Hearts Of The World: Entramos en la fase más melódica del disco con un tema sentido y solemne. La melodía de la guitarra inicial ya nos indica por donde vamos a navegar. Estribillo basado en un diálogo entre los coros y el cantante de aliento épico, brillantísimo, de gran impacto y sentimiento. Un parón con ritmos de sintetizador y sonidos de desfiles militares anteceden al estribillo nuevamente, donde la voz de Christian sube de intensidad sumándose elementos como la guitarra, logrando un final esplendoroso de gran poderío. Un temazo.
Under Blue Skies: Gran tema AOR de predominio de los teclados. Aparentando gaitas de inicio entramos en una cadencia muy en la línea de U2, melodía pura de estribillo pegadizo. Suavidad y dulzura no exenta de pasión y feeling se van sucediendo en las estrofas, el puente y el estribillo donde James Christian se luce como de costumbre. Los teclados son el punto fuerte del tema a nivel instrumental con solo incluido. La parte final con coros y un tono festivo aumenta la emotividad del tema, sobre todo con las improvisaciones vocales de Christian. Un grandísimo final.
Call My Name: La parte final es la más AOR del disco, como bien demuestra también este tema. Una onda más moderna, unos ritmos muy marcados y vivos predominan en un tema profundamente melódico. Christian se alza en las estrofas cuando la canción se asienta, unas estrofas muy conseguidas, hasta llegar a un nuevo estribillo redondo, adornado con buenos coros. James Christian le da un toque más rockero a un tema de producción y estilo más moderno, recuerdan a los Van Halen más melódicos. Estrofa especial y más intensa, como suele ser costumbre, antes de un solo de guitarra con aires psicodélicos. Una vez pasada la parte instrumental la canción se centra en el estribillo con un aumento de la intensidad y las improvisaciones, y una guitarra esta vez más melódica haciendo armonías con la melodía del tema y la voz principal. Gran final para este buen tema.
Jealous Heart: Pone fin al disco este tema lento cercano al medio tiempo con una maravillosa introducción de guitarra acústica por parte de Lanny Cordona. Un teclado íntimo nos prepara para un tema de mucha sensibilidad y sentimentalidad desbordada. Tras la primera estrofa lenta llegamos a un estribillo épico, con grandilocuentes coros, muy pegadizo. Un tema muy AOR. Una vez más las estrofas son cantadas en un tono muy suave como paso previo a cada estribillo, que estalla como una tormenta de coros. Estribillo largo y elaborado. Solo de guitarra muy melódico e intenso, muy efectivo y adecuado. Parón clásico y arranque en el estribillo conduciendo a la parte final, más intensa, con Christian improvisando, como es habitual. Un magnífico cierre.

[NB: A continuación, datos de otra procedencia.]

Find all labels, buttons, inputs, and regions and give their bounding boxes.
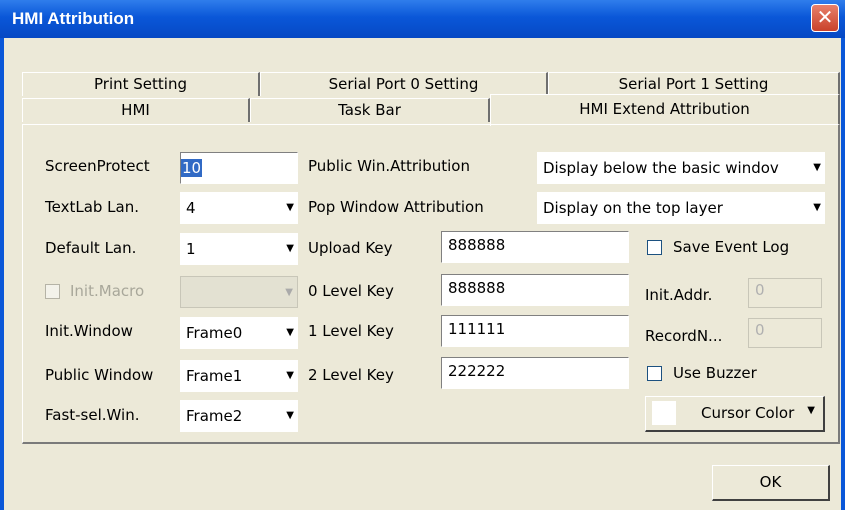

Un clásico del Hard Rock más melódico que navega por un buen número de estilos, desde el Hard más contundente al más melódico, sumergiéndose en el AOR y rock más suave o las baladas. Muy variado. Tiene de todo y sin altibajos. La producción quizá no sea la más maravillosa del mundo pero cada instrumento se escucha con contundencia, destacando en los momentos adecuados. Súper banda con un pedazo de cantante, que a veces en esos looks ochenteros recuerda a Camilo Sesto, y unos músicos excepcionales. Uno de los discos míticos del rock melódico.